The alpha said nothing.

“I know that every mouse except you is a pregnant female. But they are not actually gestating—the embryos are not developing.”

“That thing doesn’t give you X-ray vision,” said the alpha.

“I know their hormones smell like pregnancy, but there are no fetal heartbeats and they haven’t grown since the beginning of the voyage. My guess is that you’ve found a way to enclose a litter of fertilized ova into a sac and keep them from attaching to the uterine wall. So they can be pregnant the moment you decide.”

“Close,” said the alpha.

Noxon thought for a moment. “No, I’m exactly right. But instead of just one sac, each one contains several. And each sac of ova will produce a litter that’s bred for different capabilities.
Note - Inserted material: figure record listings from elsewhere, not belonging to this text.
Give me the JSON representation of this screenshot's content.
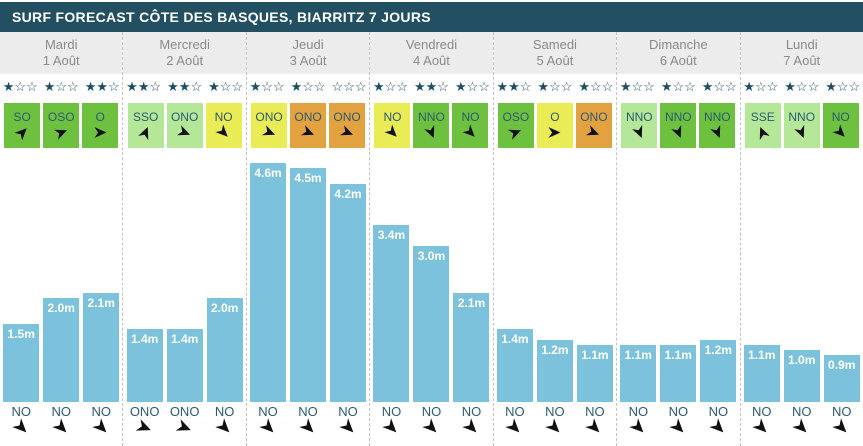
{
  "header": {
    "title": "SURF FORECAST CÔTE DES BASQUES, BIARRITZ 7 JOURS"
  },
  "colors": {
    "header_bg": "#234f63",
    "bar_blue": "#7cc2dd",
    "star_navy": "#1e4e66",
    "wind_levels": {
      "green": "#6dc13e",
      "light_green": "#b5e798",
      "yellow": "#e9ec55",
      "orange": "#e2a23f"
    },
    "arrow_black": "#111111"
  },
  "icons": {
    "star_filled": "★",
    "star_empty": "☆"
  },
  "days": [
    {
      "name": "Mardi",
      "date": "1 Août",
      "stars": [
        1,
        1,
        2
      ],
      "wind": [
        {
          "dir": "SO",
          "color": "green",
          "deg": 315
        },
        {
          "dir": "OSO",
          "color": "green",
          "deg": 337.5
        },
        {
          "dir": "O",
          "color": "green",
          "deg": 0
        }
      ],
      "waves": [
        {
          "label": "1.5m",
          "m": 1.5
        },
        {
          "label": "2.0m",
          "m": 2.0
        },
        {
          "label": "2.1m",
          "m": 2.1
        }
      ],
      "swell": [
        {
          "dir": "NO",
          "deg": 45
        },
        {
          "dir": "NO",
          "deg": 45
        },
        {
          "dir": "NO",
          "deg": 45
        }
      ]
    },
    {
      "name": "Mercredi",
      "date": "2 Août",
      "stars": [
        2,
        2,
        1
      ],
      "wind": [
        {
          "dir": "SSO",
          "color": "light_green",
          "deg": 292.5
        },
        {
          "dir": "ONO",
          "color": "light_green",
          "deg": 22.5
        },
        {
          "dir": "NO",
          "color": "yellow",
          "deg": 45
        }
      ],
      "waves": [
        {
          "label": "1.4m",
          "m": 1.4
        },
        {
          "label": "1.4m",
          "m": 1.4
        },
        {
          "label": "2.0m",
          "m": 2.0
        }
      ],
      "swell": [
        {
          "dir": "ONO",
          "deg": 22.5
        },
        {
          "dir": "ONO",
          "deg": 22.5
        },
        {
          "dir": "NO",
          "deg": 45
        }
      ]
    },
    {
      "name": "Jeudi",
      "date": "3 Août",
      "stars": [
        1,
        1,
        0
      ],
      "wind": [
        {
          "dir": "ONO",
          "color": "yellow",
          "deg": 22.5
        },
        {
          "dir": "ONO",
          "color": "orange",
          "deg": 22.5
        },
        {
          "dir": "ONO",
          "color": "orange",
          "deg": 22.5
        }
      ],
      "waves": [
        {
          "label": "4.6m",
          "m": 4.6
        },
        {
          "label": "4.5m",
          "m": 4.5
        },
        {
          "label": "4.2m",
          "m": 4.2
        }
      ],
      "swell": [
        {
          "dir": "NO",
          "deg": 45
        },
        {
          "dir": "NO",
          "deg": 45
        },
        {
          "dir": "NO",
          "deg": 45
        }
      ]
    },
    {
      "name": "Vendredi",
      "date": "4 Août",
      "stars": [
        1,
        2,
        1
      ],
      "wind": [
        {
          "dir": "NO",
          "color": "yellow",
          "deg": 45
        },
        {
          "dir": "NNO",
          "color": "green",
          "deg": 67.5
        },
        {
          "dir": "NO",
          "color": "green",
          "deg": 45
        }
      ],
      "waves": [
        {
          "label": "3.4m",
          "m": 3.4
        },
        {
          "label": "3.0m",
          "m": 3.0
        },
        {
          "label": "2.1m",
          "m": 2.1
        }
      ],
      "swell": [
        {
          "dir": "NO",
          "deg": 45
        },
        {
          "dir": "NO",
          "deg": 45
        },
        {
          "dir": "NO",
          "deg": 45
        }
      ]
    },
    {
      "name": "Samedi",
      "date": "5 Août",
      "stars": [
        2,
        1,
        1
      ],
      "wind": [
        {
          "dir": "OSO",
          "color": "green",
          "deg": 337.5
        },
        {
          "dir": "O",
          "color": "yellow",
          "deg": 0
        },
        {
          "dir": "ONO",
          "color": "orange",
          "deg": 22.5
        }
      ],
      "waves": [
        {
          "label": "1.4m",
          "m": 1.4
        },
        {
          "label": "1.2m",
          "m": 1.2
        },
        {
          "label": "1.1m",
          "m": 1.1
        }
      ],
      "swell": [
        {
          "dir": "NO",
          "deg": 45
        },
        {
          "dir": "NO",
          "deg": 45
        },
        {
          "dir": "NO",
          "deg": 45
        }
      ]
    },
    {
      "name": "Dimanche",
      "date": "6 Août",
      "stars": [
        1,
        1,
        1
      ],
      "wind": [
        {
          "dir": "NNO",
          "color": "light_green",
          "deg": 67.5
        },
        {
          "dir": "NNO",
          "color": "green",
          "deg": 67.5
        },
        {
          "dir": "NNO",
          "color": "green",
          "deg": 67.5
        }
      ],
      "waves": [
        {
          "label": "1.1m",
          "m": 1.1
        },
        {
          "label": "1.1m",
          "m": 1.1
        },
        {
          "label": "1.2m",
          "m": 1.2
        }
      ],
      "swell": [
        {
          "dir": "NO",
          "deg": 45
        },
        {
          "dir": "NO",
          "deg": 45
        },
        {
          "dir": "NO",
          "deg": 45
        }
      ]
    },
    {
      "name": "Lundi",
      "date": "7 Août",
      "stars": [
        1,
        1,
        1
      ],
      "wind": [
        {
          "dir": "SSE",
          "color": "light_green",
          "deg": 247.5
        },
        {
          "dir": "NNO",
          "color": "light_green",
          "deg": 67.5
        },
        {
          "dir": "NO",
          "color": "green",
          "deg": 45
        }
      ],
      "waves": [
        {
          "label": "1.1m",
          "m": 1.1
        },
        {
          "label": "1.0m",
          "m": 1.0
        },
        {
          "label": "0.9m",
          "m": 0.9
        }
      ],
      "swell": [
        {
          "dir": "NO",
          "deg": 45
        },
        {
          "dir": "NO",
          "deg": 45
        },
        {
          "dir": "NO",
          "deg": 45
        }
      ]
    }
  ],
  "chart_data": {
    "type": "bar",
    "title": "SURF FORECAST CÔTE DES BASQUES, BIARRITZ 7 JOURS",
    "unit": "m",
    "ylim": [
      0,
      4.6
    ],
    "grid": false,
    "legend_position": "none",
    "categories": [
      "Mardi 1 Août",
      "Mercredi 2 Août",
      "Jeudi 3 Août",
      "Vendredi 4 Août",
      "Samedi 5 Août",
      "Dimanche 6 Août",
      "Lundi 7 Août"
    ],
    "series": [
      {
        "name": "wave-height-slot-1",
        "values": [
          1.5,
          1.4,
          4.6,
          3.4,
          1.4,
          1.1,
          1.1
        ]
      },
      {
        "name": "wave-height-slot-2",
        "values": [
          2.0,
          1.4,
          4.5,
          3.0,
          1.2,
          1.1,
          1.0
        ]
      },
      {
        "name": "wave-height-slot-3",
        "values": [
          2.1,
          2.0,
          4.2,
          2.1,
          1.1,
          1.2,
          0.9
        ]
      }
    ],
    "bar_color": "#7cc2dd",
    "bar_labels_visible": true
  }
}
So you can spawn—what, electronics whizzes? Spacetime displacers? Fast-maturing baby-breeders?”

“We’re all fast-maturing baby-breeders,” said the alpha. “But yes, you have the idea.”

“When you were loose in the ship during the voyage here, before the expendable rounded you up, what did you do?”
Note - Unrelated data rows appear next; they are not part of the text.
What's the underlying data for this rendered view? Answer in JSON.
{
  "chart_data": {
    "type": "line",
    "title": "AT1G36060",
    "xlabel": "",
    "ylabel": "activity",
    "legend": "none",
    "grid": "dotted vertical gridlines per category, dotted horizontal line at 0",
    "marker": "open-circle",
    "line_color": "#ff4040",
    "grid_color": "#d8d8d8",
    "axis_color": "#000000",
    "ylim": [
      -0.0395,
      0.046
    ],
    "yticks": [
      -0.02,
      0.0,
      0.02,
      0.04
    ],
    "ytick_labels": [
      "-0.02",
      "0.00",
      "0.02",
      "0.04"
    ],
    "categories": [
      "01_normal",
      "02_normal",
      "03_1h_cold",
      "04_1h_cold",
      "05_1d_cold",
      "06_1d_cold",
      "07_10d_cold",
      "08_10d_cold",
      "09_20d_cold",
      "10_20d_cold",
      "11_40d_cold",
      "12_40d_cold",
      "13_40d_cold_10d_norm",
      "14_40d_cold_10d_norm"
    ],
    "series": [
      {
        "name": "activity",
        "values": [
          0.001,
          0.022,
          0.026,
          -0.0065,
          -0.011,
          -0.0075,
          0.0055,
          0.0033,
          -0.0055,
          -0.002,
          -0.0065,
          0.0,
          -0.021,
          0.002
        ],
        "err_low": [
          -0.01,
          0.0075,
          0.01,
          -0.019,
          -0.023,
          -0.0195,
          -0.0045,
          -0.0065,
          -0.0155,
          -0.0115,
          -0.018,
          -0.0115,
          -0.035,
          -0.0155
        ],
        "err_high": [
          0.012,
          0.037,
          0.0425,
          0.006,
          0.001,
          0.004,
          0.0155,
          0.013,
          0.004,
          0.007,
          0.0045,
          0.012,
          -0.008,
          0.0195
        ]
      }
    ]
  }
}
“We were exploring the possibility of doing a displacement of the ship during the voyage.”

“If you moved the inbound ship out of its one-to-one correspondence with the outbound version of the ship, it would have annihilated us.”

“Unless we displaced the ship so that it didn’t overlap with the original in any way.”

“That would kill all living things aboard the ship,” said Noxon.

“That’s why we were going to try to move the outbound ship.”

Noxon shook his head. “You aren’t stupid,” he said. “That might undo everything.”

“We didn’t actually do it,” said the alpha.

“For smart mice, you’re pretty stupid.”

“Be fair,” said the alpha. “We’re only a couple of dozen. We don’t get really smart until we have a few hundred.”

“And that’s another reason for you to want time to have a lot of babies.”

“It would be nice if you didn’t slice time the whole way to the alien world.”

“I’m not going to let you have any babies until we’ve reached the alien world,” said Noxon. “Until we see what we’re facing.”

“I think you need us to reach maximum intellectual capacity before then.”

“Not until I know what I want you to do,” said Noxon.

“Are you capable of such a decision without our advice?” asked the mouse.

Noxon immediately realized that they were manipulating him. Because the moment the mouse said it, Noxon was filled with anxiety that he knew would not go away until he agreed to let the mice reach the alien world in hundreds instead of two dozen. That anxiety was not rational. It was what the mouse wanted him to feel.

“Interesting,” said Noxon. “You aren’t behaving like a potential ally.”

“Sorry, sorry, sorry,” said the alpha.

The other mice were echoing him. “Sorry, sorry, sorry,” they bleated.

“Why are they all squeaking?” asked Deborah. “What are they saying?”

“They’re apologizing for their naked attempt at forcing me to obey them by influencing my emotions,” said Noxon. “I’m pretty sure we can eliminate the alien threat without the help of the mice. The main reason I want to bring them is because I wanted them to exist on a second world, too. And that second world will not be Earth. Earth is the sanctuary for the pure, unmodified human species. The mice have two wallfolds on Garden. Apparently that’s all they’re ever going to get.”